Picture this: Two parties having been divorced for several years come back to court with their respective lawyers in order to fight for visitation with their children over the Christmas holiday, or to keep the other parent from having visitation with their children. The judge hears highly-contested arguments from both parties about why this parent should get to see the kids and that parent shouldn’t be allowed to take the kids out of state to visit their extended families. After a lot of he said/she said and pointing fingers as to who is following the custody judgment and who is not willing to cooperate, the judge has to step in this family affair to make a decision as to who ultimately should have parenting time with the children and what the relevant terms and circumstances should be
At this time of the year, courts tend to hear a great number of matters dealing directly or indirectly with parties’ visitation or parenting time schedules with their children. Even if the parties with children generally get along and cooperate during the rest of the year, the holidays and all the familial and social commitments that inevitably go along with the season seem to aggravate existing tensions between the parents.

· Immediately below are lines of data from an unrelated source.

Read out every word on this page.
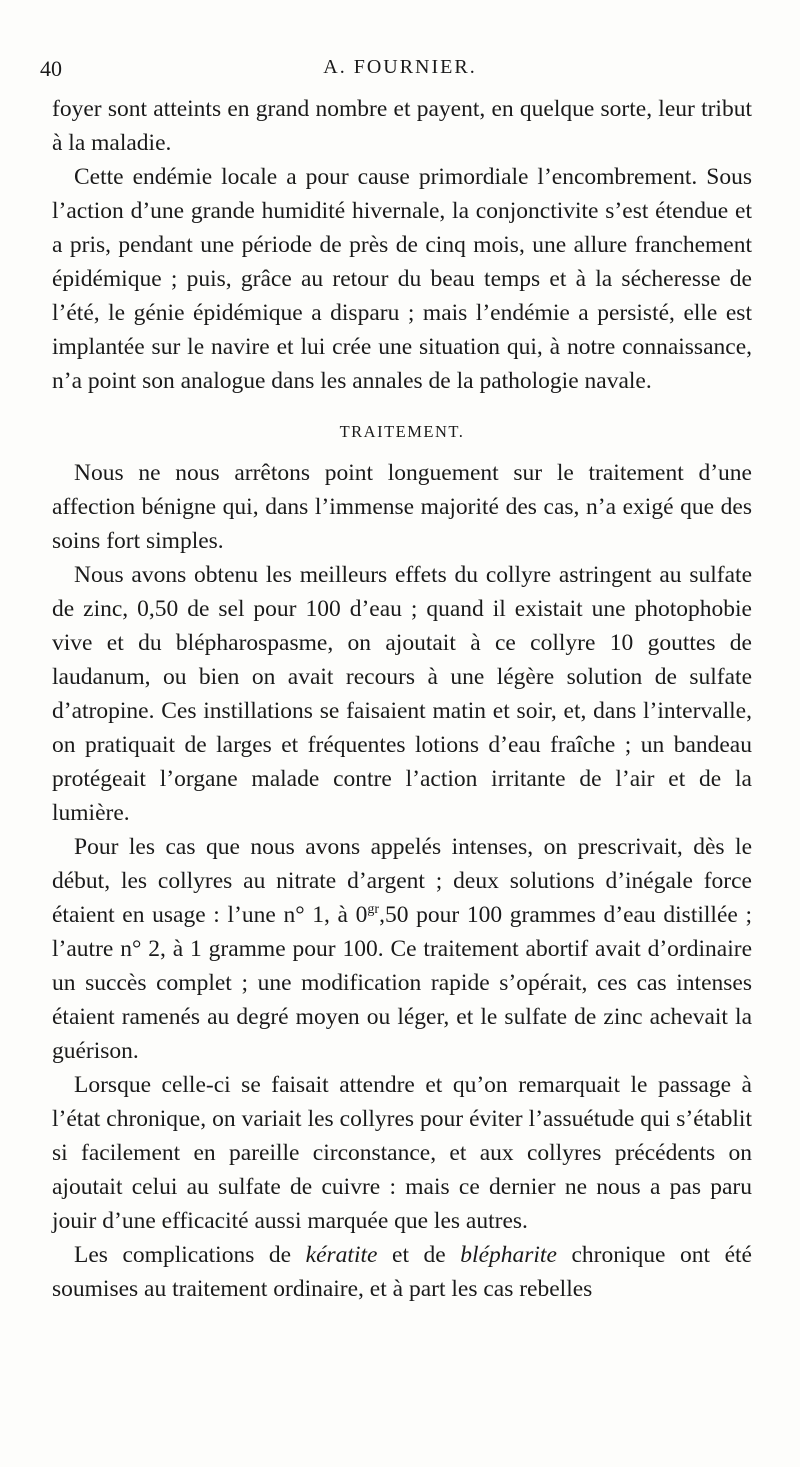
40	A. FOURNIER.

foyer sont atteints en grand nombre et payent, en quelque sorte, leur tribut à la maladie.

Cette endémie locale a pour cause primordiale l’encombrement. Sous l’action d’une grande humidité hivernale, la conjonctivite s’est étendue et a pris, pendant une période de près de cinq mois, une allure franchement épidémique ; puis, grâce au retour du beau temps et à la sécheresse de l’été, le génie épidémique a disparu ; mais l’endémie a persisté, elle est implantée sur le navire et lui crée une situation qui, à notre connaissance, n’a point son analogue dans les annales de la pathologie navale.

TRAITEMENT.

Nous ne nous arrêtons point longuement sur le traitement d’une affection bénigne qui, dans l’immense majorité des cas, n’a exigé que des soins fort simples.

Nous avons obtenu les meilleurs effets du collyre astringent au sulfate de zinc, 0,50 de sel pour 100 d’eau ; quand il existait une photophobie vive et du blépharospasme, on ajoutait à ce collyre 10 gouttes de laudanum, ou bien on avait recours à une légère solution de sulfate d’atropine. Ces instillations se faisaient matin et soir, et, dans l’intervalle, on pratiquait de larges et fréquentes lotions d’eau fraîche ; un bandeau protégeait l’organe malade contre l’action irritante de l’air et de la lumière.

Pour les cas que nous avons appelés intenses, on prescrivait, dès le début, les collyres au nitrate d’argent ; deux solutions d’inégale force étaient en usage : l’une n° 1, à $0^{gr},50$ pour 100 grammes d’eau distillée ; l’autre n° 2, à 1 gramme pour 100. Ce traitement abortif avait d’ordinaire un succès complet ; une modification rapide s’opérait, ces cas intenses étaient ramenés au degré moyen ou léger, et le sulfate de zinc achevait la guérison.

Lorsque celle-ci se faisait attendre et qu’on remarquait le passage à l’état chronique, on variait les collyres pour éviter l’assuétude qui s’établit si facilement en pareille circonstance, et aux collyres précédents on ajoutait celui au sulfate de cuivre : mais ce dernier ne nous a pas paru jouir d’une efficacité aussi marquée que les autres.

Les complications de kératite et de blépharite chronique ont été soumises au traitement ordinaire, et à part les cas rebelles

First, there is the question of who gets to have parenting time with the children during which holiday. One typical way in which parties going through a divorce or custody proceeding resolve the issue is to give one parent visitation over the Thanksgiving holiday and the other parent visitation over the Christmas holiday, and to alternate said holidays so that each parent gets the particular holiday every other year. This arrangement, however, does depend on several factors, such as the age of the children or the distance between the parties’ residences. Of course, these types of issues occur outside of the holiday season as well; however, parents are particular litigious and less willing to negotiate parenting time over the holidays.
Another problem that may arise in regards to the holiday season is whether a parent can travel outside of the state of Illinois. Oftentimes, a parent will want to take advantage of the children’s winter vacation and take them to see their extended family in another state or outside the U.S. for the holidays. This raises concerns of whether the parent has complied with the court order or custody judgment, if there is one in place. Has that parent consulted with the other parent? Have they provided proper notification and contact information pursuant to the terms of the order or judgment? Are they acting in the best interest of the children?
It is understandable that both parties want to spend as much time with their children as possible, especially during the holiday season. However, it should also be comprehensible that parents will typically have to divide up the holidays, whether they want to or not. Though not always possible, or practical, it would be best for the parties if they make attempts to negotiate and agree on some middle ground so that they can resolve the issue of holiday visitation without relying on the court.